Split-marker recombination for efficient targeted gene deletions in Candida intermedia

Other conference contribution, 2018

Candida intermedia is a non-conventional yeast species with a natural ability to produce ethanol from xylose, making it an attractive non-GMO alternative for lignocellulosic biomass conversion in biorefineries and/or gene donor to Saccharomyces cerevisiae to improve its xylose fermentation capacity. We have de novo genome sequenced the C. intermedia strain CBS 141442, previously isolated in our lab, which allows us to study the yeast at a genomic and molecular level. The aim of this project was to develop a molecular toolbox for C. intermedia to enable also targeted genome editing and subsequent mutant phenotyping.
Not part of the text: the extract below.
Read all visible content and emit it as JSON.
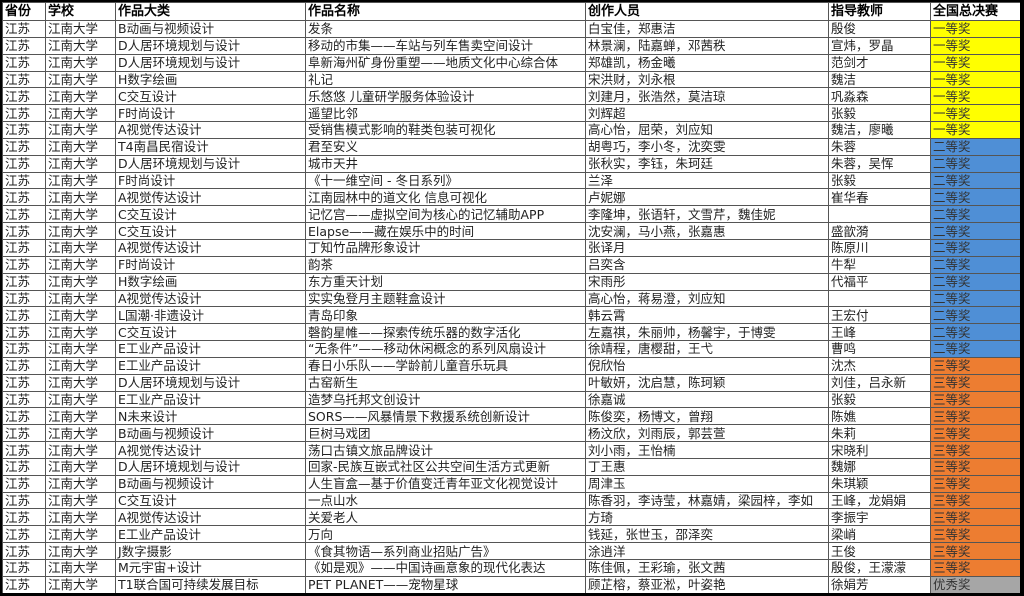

C. intermedia is a haploid yeast belonging to the CTG clade of fungal species, and thus requires drug-resistant markers adapted for the alternative codon usage of these organisms. Transformation of linearized plasmid containing the CaNAT1 marker flanked by the TEF1 promoter and terminator from Ashbya gossypii [1] resulted in hundreds of Nourseothricin-resistant transformants. We then constructed an ADE2-deletion cassette, where the CaNAT1 marker was fused to the upstream and downstream sequences (1000bp) of CiADE2. Transformations resulted in less than 1% of ade2 mutants with the characteristic red pigmentation, which indicates that the non-homologous end joining pathway (NHEJ) is dominant over the homologous recombination (HR) pathway in this yeast. Using the cell cycle inhibitor hydroxyurea to arrest cells in the S-phase has been shown to improve the HR/NHEJ ratio in other yeasts [2], and increased the ADE2 deletion efficiency to 4% in C. intermedia. To further improve the targeted deletion rate, we applied the "split-marker” strategy previously developed for Saccharomyces cerevisiae [3]. Here, the selectable marker gene is truncated in two different fragments, and the gene is not functional until homologous recombination takes place between the two overlapping parts of the fragments. The truncated marker gene fragments were flanked by homologous sequences (1000 bp) upstream and downstream of the target gene using fusion PCR, thereby avoiding a tedious cloning step. This approach increased the targeted gene disruption of ADE2 to 56%. As proof of concept, the method was also used to delete KU70, the xylose reductase gene XYL1_2 as well as a large gene cluster in C. intermedia, with allele-specific HR efficiencies between 87 and 100%. The split-marker approach for targeted gene-disruptions will pave the way for high throughput genetic analysis in C. intermedia as well as in other yeasts where NHEJ is the predominant form of recombination.